十二使徒の名は次のとおりである。まずペトロと呼ばれるシモンとその兄弟アンデレ、ゼベダイの子ヤコブとその兄弟ヨハネ、フィリポとバルトロマイ、トマスと徴税人のマタイ、アルファイの子ヤコブとタダイ、熱心党のシモン、それにイエスを裏切ったイスカリオテのユダである。

ルカ6:12-16
そのころ、イエスは祈るために山に行き、神に祈って夜を明かされた。朝になると弟子たちを呼び集め、その中から十二人を選んで使徒と名付けられた。
それは、イエスがペトロと名付けられたシモン、その兄弟アンデレ、そして、ヤコブ、ヨハネ、フィリポ、バルトロマイ、マタイ、トマス、アルファイの子ヤコブ、熱心党と呼ばれたシモン、ヤコブの子ユダ、それに後に裏切り者となったイスカリオテのユダである。

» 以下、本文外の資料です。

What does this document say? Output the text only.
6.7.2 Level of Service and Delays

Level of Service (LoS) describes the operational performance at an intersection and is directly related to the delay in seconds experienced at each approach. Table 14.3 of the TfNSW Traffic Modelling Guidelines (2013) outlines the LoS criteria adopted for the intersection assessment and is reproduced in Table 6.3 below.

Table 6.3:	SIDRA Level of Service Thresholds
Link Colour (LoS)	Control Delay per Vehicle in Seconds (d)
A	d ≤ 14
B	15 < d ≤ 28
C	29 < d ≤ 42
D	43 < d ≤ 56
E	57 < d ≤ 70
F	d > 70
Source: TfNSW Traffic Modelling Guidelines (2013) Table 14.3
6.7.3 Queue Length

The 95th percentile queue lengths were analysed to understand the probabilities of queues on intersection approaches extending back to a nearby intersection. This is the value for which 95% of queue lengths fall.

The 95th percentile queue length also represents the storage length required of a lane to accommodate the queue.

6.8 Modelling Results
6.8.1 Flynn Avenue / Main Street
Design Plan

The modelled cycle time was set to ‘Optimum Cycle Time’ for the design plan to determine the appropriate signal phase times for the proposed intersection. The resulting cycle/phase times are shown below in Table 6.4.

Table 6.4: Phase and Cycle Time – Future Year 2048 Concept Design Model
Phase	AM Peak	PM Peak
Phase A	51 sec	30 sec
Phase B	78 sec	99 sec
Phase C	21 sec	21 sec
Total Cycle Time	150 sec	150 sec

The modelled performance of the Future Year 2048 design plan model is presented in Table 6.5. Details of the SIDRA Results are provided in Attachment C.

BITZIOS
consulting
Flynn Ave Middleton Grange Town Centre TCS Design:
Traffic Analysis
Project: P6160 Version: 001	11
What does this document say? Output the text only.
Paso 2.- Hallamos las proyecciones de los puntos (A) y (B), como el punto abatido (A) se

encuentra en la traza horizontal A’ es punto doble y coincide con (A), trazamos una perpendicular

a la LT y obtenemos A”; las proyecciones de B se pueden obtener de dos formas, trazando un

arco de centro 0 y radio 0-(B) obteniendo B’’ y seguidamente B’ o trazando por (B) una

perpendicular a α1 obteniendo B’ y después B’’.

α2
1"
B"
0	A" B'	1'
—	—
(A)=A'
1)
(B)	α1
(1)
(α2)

ヨハネ福音書には十二人を選んだ場面がないが、十二人が選ばれたことが前提となっている場面がある。(ヨハネ7:70-71)
すると、イエスは言われた。「あなたがた十二人は、わたしが選んだのではないか。ところが、その中の一人は悪魔だ。」イスカリオテのシモンの子ユダのことを言われたのである。このユダは、十二人の一人でありながら、イエスを裏切ろうとしていた。

各福音書での十二使徒の対応関係は次の通り。
マルコ マタイ ルカ/使徒言行録 ヨハネ
シモン・ペトロ(B1) シモン・ペトロ(B1) シモン・ペトロ(B1) ヨハネの子シモン・ペトロ(B1)
ゼベダイの子ヤコブ(B2) ゼベダイの子ヤコブ(B2) ゼベダイの子ヤコブ(B2) ゼベダイの子たち(!)(?)
ヨハネ(B2) ヨハネ(B2) ヨハネ(B2) イエスに愛された弟子
アンデレ(B1) アンデレ(B1) アンデレ(B1)(!) アンデレ(B1)
フィリポ(!) フィリポ(!) フィリポ(!) フィリポ
バルトロマイ(!) バルトロマイ(!) バルトロマイ(!) ナタナエル(?)
マタイ(!) 徴税人マタイ マタイ(!) -
トマス(!) トマス(!) トマス(!) ディディモ・トマス
アルファイの子ヤコブ(!) アルファイの子ヤコブ(!) アルファイの子ヤコブ(!) -
タダイ(!) タダイ(!) ヤコブの子ユダ(!) -
熱心者のシモン(!) 熱心者のシモン(!) 熱心党員と呼ばれたシモン(!)
熱心党のシモン(!)
-
イスカリオテのユダ イスカリオテのユダ イスカリオテのユダ イスカリオテのシモンの子ユダ
- - マティア -
※(B) は兄弟関係を表す。
※(!)は、ただ1回のみの言及。
※(?) は、他の文書内の使徒と同一人物であるかわからないもの。